Camp Capsat 2009 Mutiny
| Date | March 8, 2009 – March 17, 2009 |
| Location | Madagascar |
| Status | Defence Minister ousted by mutinous soldiers resulting in pro-mutiny soldier becoming head of the army along with a pro-mutiny Defence Minister. The threat of a coup or a military junta taking over from Marc Ravalomanana still great. Marc Ravalomanana was ousted in a bloodless coup on March 16, 2009 and March 17, 2009 and replaced by the opposition. |

Belligerents
- Madagascar Army: Camp Capsat Garrison

Strength
- 13,500 soldiers: 600 mutineers^{[citation needed]}

Casualties and losses
- None: None

= 2009 Camp Capsat mutiny =

Mutiny in the Madagascar Armed Forces

The 2009 Camp Capsat mutiny was the mutiny of a section of the Madagascar Armed Forces which led to the ousting of Madagascar president Marc Ravalomanana on March 17, 2009, and to the nomination of Andry Rajoelina as President of the High Transitional Authority later that day. The 2009 Camp Capsat mutiny began near the Malagasy capital of Antananarivo on March 8, 2009.

==First day==
In the early morning of March 8, 2009, Camp Capsat, near the capital of Antananarivo, mutinied and stated that they did not support the government's actions in a growing violent dispute between President Marc Ravalomanana and the former mayor of Antananarivo, Andry Rajoelina. The feud has resulted in violent street protests across the country since the beginning of February resulting in at least 28 deaths to up to 135 people killed in resulting looting after the first riots. Camp Capsat soldiers, numbering 600 broke out of the military base and have seized a main road leading to the capital setting up a roadblock after reports came in that the Presidential Guard was preparing to attack the camp.

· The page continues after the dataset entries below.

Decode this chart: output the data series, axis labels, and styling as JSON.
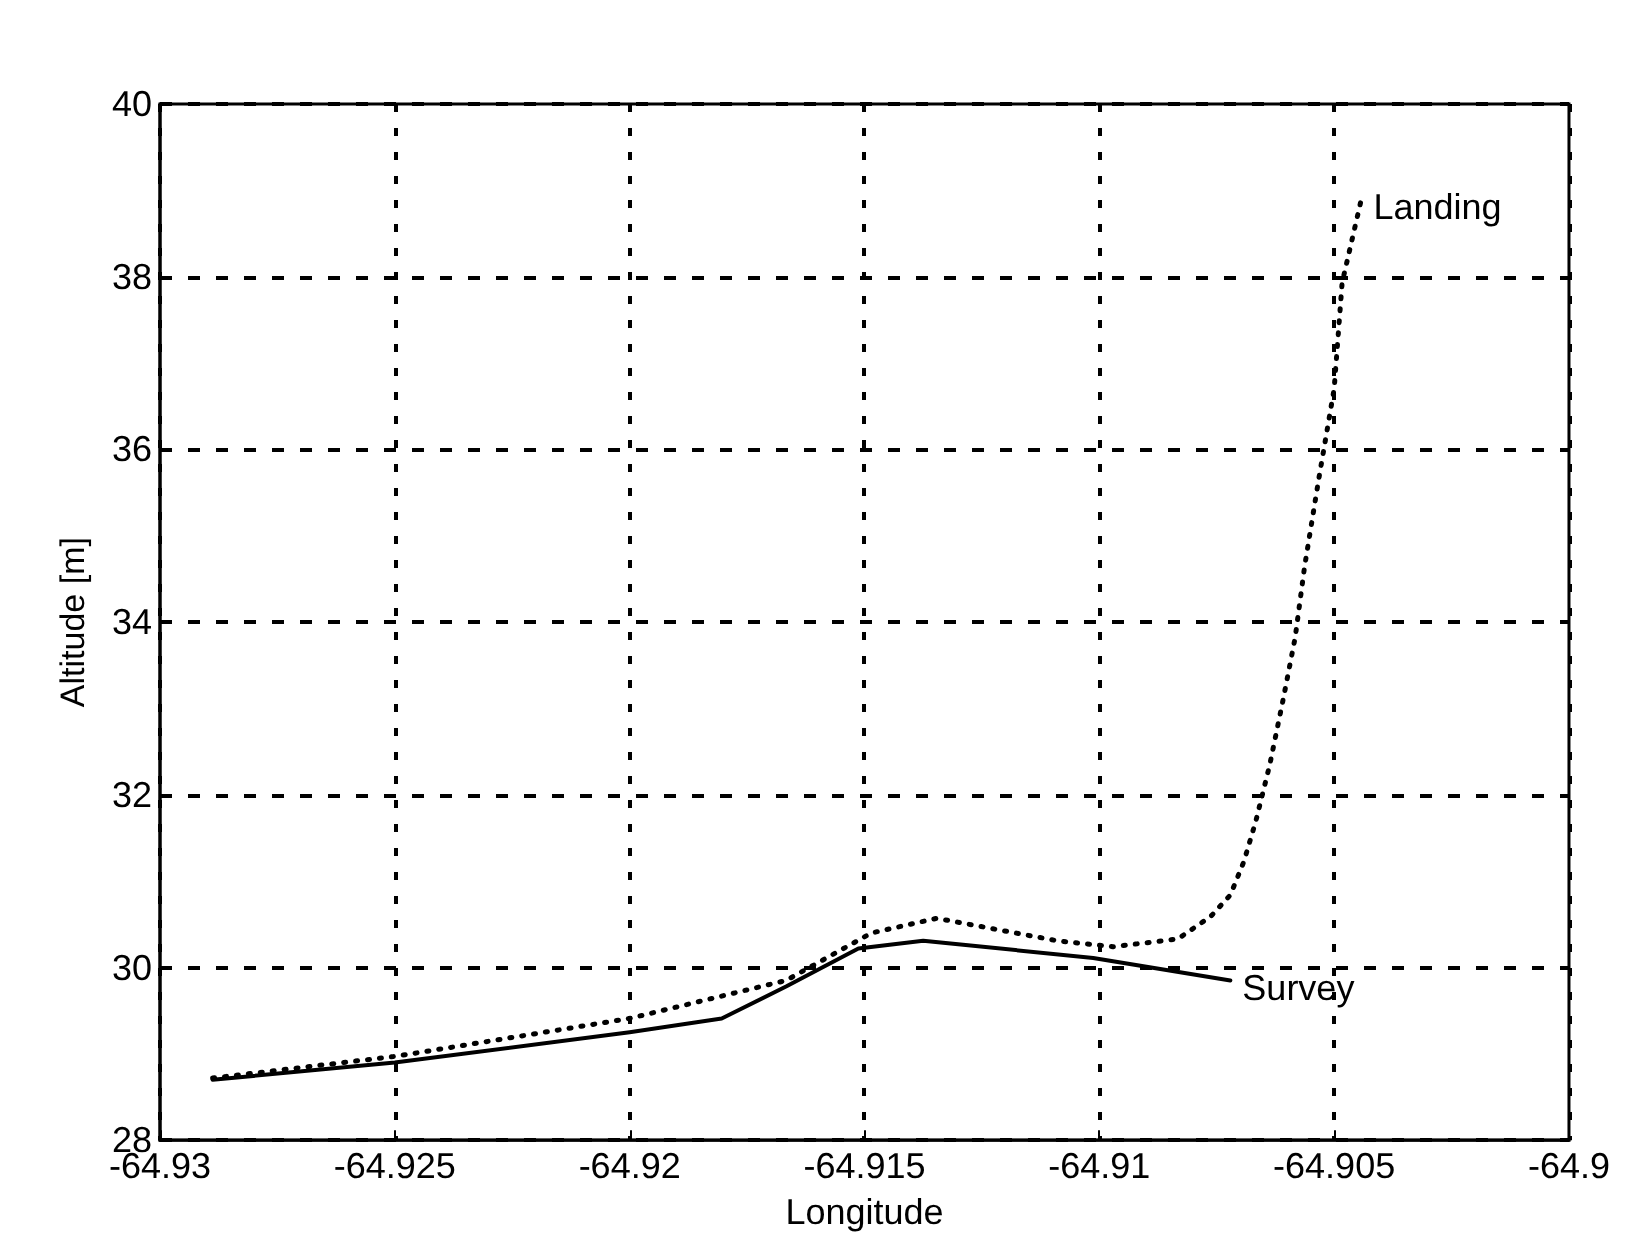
{
  "chart_data": {
    "type": "line",
    "xlabel": "Longitude",
    "ylabel": "Altitude [m]",
    "xlim": [
      -64.93,
      -64.9
    ],
    "xticks": [
      -64.93,
      -64.925,
      -64.92,
      -64.915,
      -64.91,
      -64.905,
      -64.9
    ],
    "ylim": [
      28,
      40
    ],
    "yticks": [
      28,
      30,
      32,
      34,
      36,
      38,
      40
    ],
    "grid": true,
    "legend": false,
    "marker": "none",
    "series": [
      {
        "name": "Survey",
        "color": "#000000",
        "line_style": "solid",
        "x": [
          -64.92888,
          -64.925,
          -64.92,
          -64.91804,
          -64.91667,
          -64.91513,
          -64.91375,
          -64.91013,
          -64.90721
        ],
        "values": [
          28.7,
          28.9,
          29.25,
          29.41,
          29.78,
          30.22,
          30.31,
          30.11,
          29.85
        ]
      },
      {
        "name": "Landing",
        "color": "#000000",
        "line_style": "dotted",
        "x": [
          -64.92888,
          -64.925,
          -64.92,
          -64.91667,
          -64.91485,
          -64.91346,
          -64.9109,
          -64.90971,
          -64.90833,
          -64.90763,
          -64.90721,
          -64.90692,
          -64.90667,
          -64.90637,
          -64.90608,
          -64.90583,
          -64.90563,
          -64.90533,
          -64.905,
          -64.90483,
          -64.90442
        ],
        "values": [
          28.72,
          28.97,
          29.41,
          29.85,
          30.4,
          30.57,
          30.31,
          30.24,
          30.33,
          30.59,
          30.84,
          31.23,
          31.69,
          32.35,
          33.12,
          33.82,
          34.64,
          35.65,
          36.7,
          37.93,
          38.9
        ]
      }
    ]
  }
}
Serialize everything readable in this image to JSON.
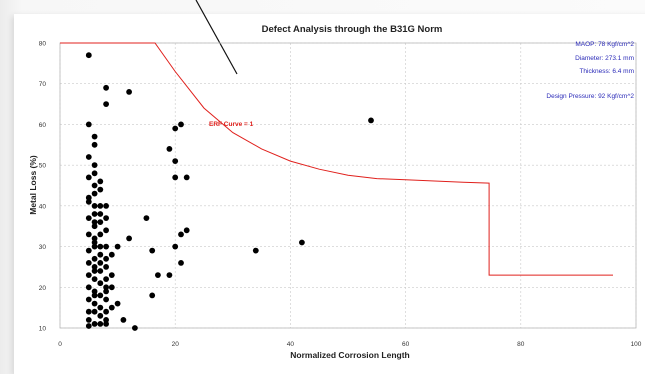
{
  "chart_data": {
    "type": "scatter",
    "title": "Defect Analysis through the B31G Norm",
    "xlabel": "Normalized Corrosion Length",
    "ylabel": "Metal Loss (%)",
    "xlim": [
      0,
      100
    ],
    "ylim": [
      10,
      80
    ],
    "x_ticks": [
      0,
      20,
      40,
      60,
      80,
      100
    ],
    "y_ticks": [
      10,
      20,
      30,
      40,
      50,
      60,
      70,
      80
    ],
    "grid": true,
    "info": {
      "maop": "MAOP: 78 Kgf/cm^2",
      "diameter": "Diameter: 273.1 mm",
      "thickness": "Thickness: 6.4 mm",
      "design_pressure": "Design Pressure: 92 Kgf/cm^2"
    },
    "curve": {
      "label": "ERF Curve = 1",
      "color": "#e0201c",
      "x": [
        0,
        5,
        10,
        16.5,
        20,
        25,
        30,
        35,
        40,
        45,
        50,
        55,
        60,
        65,
        70,
        74.5,
        74.5,
        80,
        90,
        96
      ],
      "y": [
        80,
        80,
        80,
        80,
        73,
        64,
        58,
        54,
        51,
        49,
        47.5,
        46.7,
        46.4,
        46.1,
        45.8,
        45.6,
        23,
        23,
        23,
        23
      ]
    },
    "points": {
      "color": "#000000",
      "x": [
        5,
        5,
        5,
        5,
        5,
        5,
        5,
        5,
        5,
        5,
        5,
        5,
        5,
        5,
        5,
        5,
        6,
        6,
        6,
        6,
        6,
        6,
        6,
        6,
        6,
        6,
        6,
        6,
        6,
        6,
        6,
        6,
        6,
        6,
        6,
        6,
        6,
        6,
        7,
        7,
        7,
        7,
        7,
        7,
        7,
        7,
        7,
        7,
        7,
        7,
        7,
        7,
        7,
        8,
        8,
        8,
        8,
        8,
        8,
        8,
        8,
        8,
        8,
        8,
        8,
        8,
        8,
        8,
        9,
        9,
        9,
        9,
        10,
        10,
        11,
        12,
        12,
        13,
        15,
        16,
        16,
        17,
        19,
        19,
        20,
        20,
        20,
        20,
        21,
        21,
        21,
        22,
        22,
        34,
        42,
        54
      ],
      "y": [
        77,
        60,
        52,
        47,
        42,
        37,
        33,
        29,
        26,
        23,
        20,
        17,
        14,
        12,
        10.5,
        41,
        57,
        55,
        50,
        48,
        45,
        43,
        40,
        38,
        35,
        32,
        30,
        27,
        25,
        22,
        19,
        16,
        14,
        11,
        31,
        24,
        18,
        36,
        46,
        44,
        40,
        36,
        33,
        30,
        28,
        24,
        21,
        18,
        15,
        13,
        11,
        38,
        26,
        69,
        65,
        40,
        37,
        34,
        30,
        27,
        25,
        22,
        19,
        17,
        14,
        12,
        11,
        20,
        20,
        15,
        28,
        23,
        16,
        30,
        12,
        68,
        32,
        10,
        37,
        29,
        18,
        23,
        23,
        54,
        59,
        51,
        47,
        30,
        33,
        60,
        26,
        47,
        34,
        29,
        31,
        61
      ]
    }
  }
}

The mutiny has occurred by military members who have refused to follow high ups in the military as clashes between opposition supporters and military forces in Madagascar have killed four people since Wednesday.

== Second Day ==

"An AFP reporter was able to access one wing of the military compound, where soldiers who refused to be quoted confirmed that the base was rebelling in protest at the regime’s repression of opposition demonstrations. The army chief of staff came this morning in an attempt to sweet-talk us but he quickly had to get back in his car and leave, said one of them."

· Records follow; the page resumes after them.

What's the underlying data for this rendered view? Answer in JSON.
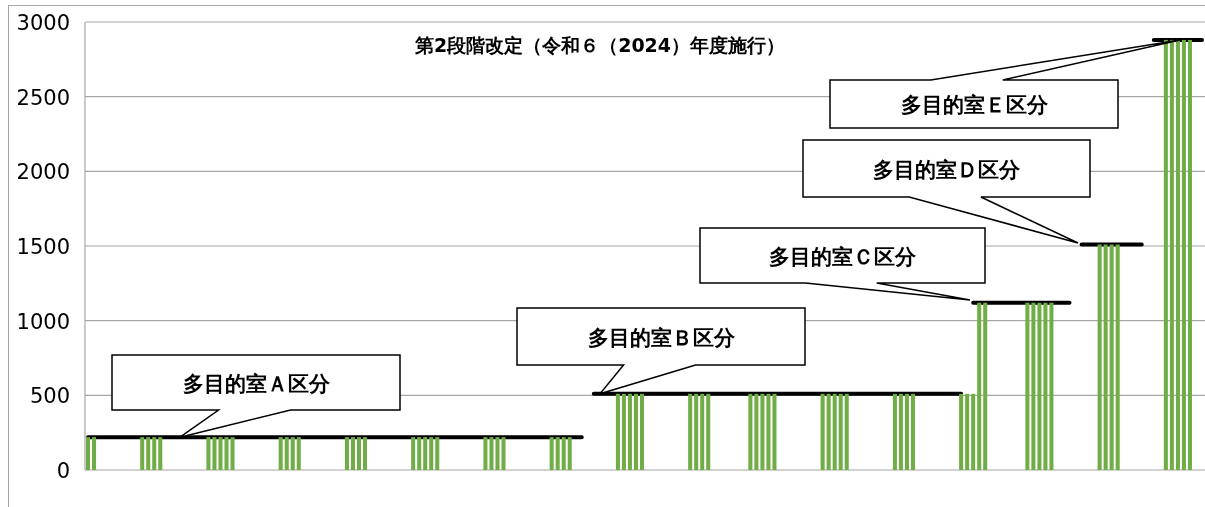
{
  "chart_data": {
    "type": "bar",
    "title": "第2段階改定（令和６（2024）年度施行）",
    "categories": [
      null,
      null,
      null,
      null,
      null,
      null,
      null,
      null,
      null,
      null,
      null,
      null,
      null,
      null,
      null,
      null,
      null,
      null,
      null,
      null,
      null,
      null,
      null,
      null,
      null,
      null,
      null,
      null,
      null,
      null,
      null,
      null,
      null,
      null,
      null,
      null,
      null,
      null,
      null,
      null,
      null,
      null,
      null,
      null,
      null,
      null,
      null,
      null,
      null,
      null,
      null,
      null,
      null,
      null,
      null,
      null,
      null,
      null,
      null,
      null,
      null,
      null,
      null,
      null,
      null,
      null,
      null,
      null,
      null,
      null,
      null,
      null,
      null,
      null,
      null,
      null,
      null,
      null,
      null,
      null,
      null,
      null,
      null,
      null,
      null,
      null,
      null,
      null,
      null,
      null,
      null,
      null,
      null,
      null,
      null,
      null,
      null,
      null,
      null,
      null,
      null,
      null,
      null,
      null,
      null,
      null,
      null,
      null,
      null,
      null,
      null,
      null,
      null,
      null,
      null,
      null,
      null,
      null,
      null,
      null,
      null,
      null,
      null,
      null,
      null,
      null,
      null,
      null,
      null,
      null,
      null,
      null,
      null,
      null,
      null,
      null,
      null,
      null,
      null,
      null,
      null,
      null,
      null,
      null,
      null,
      null,
      null,
      null,
      null,
      null,
      null,
      null,
      null,
      null,
      null,
      null,
      null,
      null,
      null,
      null,
      null,
      null,
      null,
      null,
      null,
      null,
      null,
      null,
      null,
      null,
      null,
      null,
      null,
      null,
      null,
      null,
      null,
      null,
      null,
      null,
      null,
      null,
      null,
      null,
      null,
      null
    ],
    "series": [
      {
        "color": "#70ad47",
        "values": [
          220,
          220,
          null,
          null,
          null,
          null,
          null,
          null,
          null,
          220,
          220,
          220,
          220,
          null,
          null,
          null,
          null,
          null,
          null,
          null,
          220,
          220,
          220,
          220,
          220,
          null,
          null,
          null,
          null,
          null,
          null,
          null,
          220,
          220,
          220,
          220,
          null,
          null,
          null,
          null,
          null,
          null,
          null,
          220,
          220,
          220,
          220,
          null,
          null,
          null,
          null,
          null,
          null,
          null,
          220,
          220,
          220,
          220,
          220,
          null,
          null,
          null,
          null,
          null,
          null,
          null,
          220,
          220,
          220,
          220,
          null,
          null,
          null,
          null,
          null,
          null,
          null,
          220,
          220,
          220,
          220,
          null,
          null,
          null,
          null,
          null,
          null,
          null,
          510,
          510,
          510,
          510,
          510,
          null,
          null,
          null,
          null,
          null,
          null,
          null,
          510,
          510,
          510,
          510,
          null,
          null,
          null,
          null,
          null,
          null,
          510,
          510,
          510,
          510,
          510,
          null,
          null,
          null,
          null,
          null,
          null,
          null,
          510,
          510,
          510,
          510,
          510,
          null,
          null,
          null,
          null,
          null,
          null,
          null,
          510,
          510,
          510,
          510,
          null,
          null,
          null,
          null,
          null,
          null,
          null,
          510,
          510,
          510,
          1120,
          1120,
          null,
          null,
          null,
          null,
          null,
          null,
          1120,
          1120,
          1120,
          1120,
          1120,
          null,
          null,
          null,
          null,
          null,
          null,
          null,
          1510,
          1510,
          1510,
          1510,
          null,
          null,
          null,
          null,
          null,
          null,
          null,
          2880,
          2880,
          2880,
          2880,
          2880,
          null,
          null
        ]
      },
      {
        "type": "line",
        "color": "#000000",
        "values": [
          220,
          220,
          220,
          220,
          220,
          220,
          220,
          220,
          220,
          220,
          220,
          220,
          220,
          220,
          220,
          220,
          220,
          220,
          220,
          220,
          220,
          220,
          220,
          220,
          220,
          220,
          220,
          220,
          220,
          220,
          220,
          220,
          220,
          220,
          220,
          220,
          220,
          220,
          220,
          220,
          220,
          220,
          220,
          220,
          220,
          220,
          220,
          220,
          220,
          220,
          220,
          220,
          220,
          220,
          220,
          220,
          220,
          220,
          220,
          220,
          220,
          220,
          220,
          220,
          220,
          220,
          220,
          220,
          220,
          220,
          220,
          220,
          220,
          220,
          220,
          220,
          220,
          220,
          220,
          220,
          220,
          220,
          220,
          null,
          510,
          510,
          510,
          510,
          510,
          510,
          510,
          510,
          510,
          510,
          510,
          510,
          510,
          510,
          510,
          510,
          510,
          510,
          510,
          510,
          510,
          510,
          510,
          510,
          510,
          510,
          510,
          510,
          510,
          510,
          510,
          510,
          510,
          510,
          510,
          510,
          510,
          510,
          510,
          510,
          510,
          510,
          510,
          510,
          510,
          510,
          510,
          510,
          510,
          510,
          510,
          510,
          510,
          510,
          510,
          510,
          510,
          510,
          510,
          510,
          510,
          510,
          null,
          1120,
          1120,
          1120,
          1120,
          1120,
          1120,
          1120,
          1120,
          1120,
          1120,
          1120,
          1120,
          1120,
          1120,
          1120,
          1120,
          1120,
          null,
          1510,
          1510,
          1510,
          1510,
          1510,
          1510,
          1510,
          1510,
          1510,
          1510,
          1510,
          null,
          2880,
          2880,
          2880,
          2880,
          2880,
          2880,
          2880,
          2880,
          2880
        ]
      }
    ],
    "ylim": [
      0,
      3000
    ],
    "yticks": [
      0,
      500,
      1000,
      1500,
      2000,
      2500,
      3000
    ],
    "grid": "y",
    "annotations": [
      {
        "text": "多目的室Ａ区分",
        "y": 220
      },
      {
        "text": "多目的室Ｂ区分",
        "y": 510
      },
      "多目的室Ｃ区分",
      "多目的室Ｄ区分",
      "多目的室Ｅ区分"
    ]
  }
}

The government military minister has warned mutinous soldiers that they will face action and he stated that he hopes the army "doesn't fracture" as the situation is a political problem, not a military problem and it does not need the involvement "of the army." Western analysts predict that the situation in Madagascar will only be solved when the military decides to join the opposition or remain loyal to the president.

== Third Day ==

Mutinous soldiers at Camp Capsat still maintain their roadblock and control Camp Capsat outside of the capital and no action has been taken by the Presidential Guard. There are no reports that other military units have joined the mutiny.

== Fourth Day ==

General Edmond Rasolofomahandry, leader of the Madagascar armed forces was sacked by the President of Madagascar after threatening to take control of the country in 72 hours if the President and Opposition did not come to a peaceful conclusion. His threat resulted in the defence minister a key Presidential ally resigning. The President then appointed Andre Andriarijaona as the new military general of the Madagascar military.

With the resignation of the army chief and the Defense Minister and the installation of pro-mutiny army chief and Defence Minister may lead to a military junta or a coup against President Marc Ravalomanana. Most people in Madagascar believe Marc Ravalomanana will be replaced.